Friday, February 6, 2009

Goodwill stalker

I met my friend Lorrie for lunch yesterday. We had to push our normal lunch time back, due to her business meeting running late. By the time we got to the restaurant, it was packed...with a wait.

We opted for Taco Hell, I mean Bell, across the street instead. The choice was made merely because there's a Goodwill next door.

I'm a garage sale junkie. Love them!!! Why? I don't know. Woman no longer have to leave their homes to gather nuts and berries for their families. Maybe this is a way to fill that now unnecessary instinctual need? Is it the thrill of the hunt?

Probably not.

Mot never used to understand...until I started coming home with stuff for him. A complete set of Dewalt power tools for $40 really changed his mind.

In the winter, garage sales are few and far between...actually, they are 100% non existent. The next best thing.....thrift stores.

As I was sifting through the racks of women's jeans and skirts, looking for some yellow tag $.99 deals, a random dude walks up and says "There anything good in here?"

I'm not the kind of person to judges, so if he was looking for women's clothing, more power to him. He was dressed in normal men's attire, but you just never know.

I told him I was having some luck, and went back to what I was doing.

Whoops!!! For the next 30 minutes, the man followed me from rack to rack.

He. Never. Shut. Up.

It was crazy!! Lorrie picked up on my predicament and came over to give me an "out." Unfortunately, I was having luck and had a handful of items. I didn't want to leave the area while the getting was I weighed my options, and chose to stay. She went back over to the book section, smiling the biggest grin ever.

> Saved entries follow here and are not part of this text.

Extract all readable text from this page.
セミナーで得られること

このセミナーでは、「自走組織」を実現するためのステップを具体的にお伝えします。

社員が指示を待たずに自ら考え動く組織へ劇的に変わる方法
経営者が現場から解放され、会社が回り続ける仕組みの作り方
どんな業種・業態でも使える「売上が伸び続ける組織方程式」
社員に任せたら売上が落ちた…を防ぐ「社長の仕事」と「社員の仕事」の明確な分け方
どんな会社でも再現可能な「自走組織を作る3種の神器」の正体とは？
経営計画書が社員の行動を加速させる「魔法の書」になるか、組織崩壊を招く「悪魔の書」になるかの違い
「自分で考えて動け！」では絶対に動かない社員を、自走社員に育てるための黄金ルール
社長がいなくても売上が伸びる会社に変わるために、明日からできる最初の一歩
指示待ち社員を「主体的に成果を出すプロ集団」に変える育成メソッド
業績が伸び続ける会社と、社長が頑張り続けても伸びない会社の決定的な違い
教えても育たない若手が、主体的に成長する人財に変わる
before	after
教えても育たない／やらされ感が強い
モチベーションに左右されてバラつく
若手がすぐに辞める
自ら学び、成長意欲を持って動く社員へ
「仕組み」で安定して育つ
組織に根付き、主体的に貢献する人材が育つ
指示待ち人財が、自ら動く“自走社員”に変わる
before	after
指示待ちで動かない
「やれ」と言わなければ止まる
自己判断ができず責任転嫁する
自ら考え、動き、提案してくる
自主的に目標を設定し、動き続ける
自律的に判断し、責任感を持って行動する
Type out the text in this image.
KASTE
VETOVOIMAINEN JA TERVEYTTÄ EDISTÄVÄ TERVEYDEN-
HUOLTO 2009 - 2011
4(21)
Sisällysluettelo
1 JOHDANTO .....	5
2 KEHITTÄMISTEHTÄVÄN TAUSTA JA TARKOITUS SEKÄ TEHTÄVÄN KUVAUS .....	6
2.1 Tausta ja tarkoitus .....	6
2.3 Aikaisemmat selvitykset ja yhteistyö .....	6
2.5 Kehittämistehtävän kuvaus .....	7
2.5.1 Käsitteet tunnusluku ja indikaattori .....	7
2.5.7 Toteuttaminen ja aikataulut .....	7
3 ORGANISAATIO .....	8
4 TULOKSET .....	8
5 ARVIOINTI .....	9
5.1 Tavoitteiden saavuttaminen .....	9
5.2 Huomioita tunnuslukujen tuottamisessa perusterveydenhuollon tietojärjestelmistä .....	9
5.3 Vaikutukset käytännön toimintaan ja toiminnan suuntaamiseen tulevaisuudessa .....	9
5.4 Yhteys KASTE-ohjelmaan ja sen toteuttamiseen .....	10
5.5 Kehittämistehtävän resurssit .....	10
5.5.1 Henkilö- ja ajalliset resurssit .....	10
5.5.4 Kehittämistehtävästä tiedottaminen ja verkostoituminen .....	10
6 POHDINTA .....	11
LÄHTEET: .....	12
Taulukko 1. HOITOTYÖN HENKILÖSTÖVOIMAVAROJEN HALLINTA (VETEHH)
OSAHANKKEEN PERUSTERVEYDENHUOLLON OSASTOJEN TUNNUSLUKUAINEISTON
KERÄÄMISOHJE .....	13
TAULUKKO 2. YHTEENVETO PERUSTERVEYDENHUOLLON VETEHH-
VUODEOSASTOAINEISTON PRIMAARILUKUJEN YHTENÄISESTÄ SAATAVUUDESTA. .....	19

When it was getting closer to the end of our lunch break, I looked across the store and made eye contact with her. She came back over, and helped me to help with the escape.

He was average height, average build, probably in his 50's, and could talk like no one I've ever met. He talked about the weather here, about the weather in Florida and Georgia...he talked about eBay...he talked about the benefits of making unisex sweatshirts, because you could sell them to anyone.

The guy never once took a breath. :-)

Lorrie came over, and I told the dude I had to leave, but it was nice talking to him (even though the only talking I did was a "uh huh" every once and a while).

He followed us up to the register....still talking. He stood in line behind us....still talking.

Thank goodness he had to pay for his purchases, or he'd have followed us out to my car.

It's what I get for forgetting to put on my watch and wedding band that morning!!! Being flirted with is always nice, but why is it always a guy 20-30 years older than me? It's always been that way.

In fact, now that I think about it, I'm not sure how I managed to attract the attention of Mot. He's (gasp) in my age group. They never talk to me. :-)


Cowguy said...

Ahhh Goodwills and Salvation Armys... we can hardly pass 'em by and you do run into a few oddities of the human race in there at times.

Your stalker probably invented the jet engine or Sterno or something and just lolligags around Goodwill stores now as a hobby.


Nej said...

They seem to seek me out. I'm the nice lookin' shopper I guess.

He was pretty harmless, but there was no mention of jets or Sterno.

I once rode a plane to South Korea sitting next to a drunk, who claimed he was a Christmas tree salesman from Michigan. Swore to me the cure for the SARS virus was cabbage, and scorned me ever time I gave the flight attendant back a napkin I hadn't used. Said I'd wish I'd kept those once we landed.

Luckily, he passed out early in the flight.

Vic said...

Hey! It's your Accidental Boyfriend!! Nice to commiserate with a fellow sufferer. :)

Nej said...

Oh, I hadn't even thought of that. That's exactly what he was!!!!! :-) :-)

It's nice to know I'm not alone :-)

Brook said...

Maybe our mom's raised us to be a little too polite. I very seldom wear my wedding rings-or any rings-so I get a few lurkers, though having kids with me cuts down on the leering. Never had one talk so much as yours did though!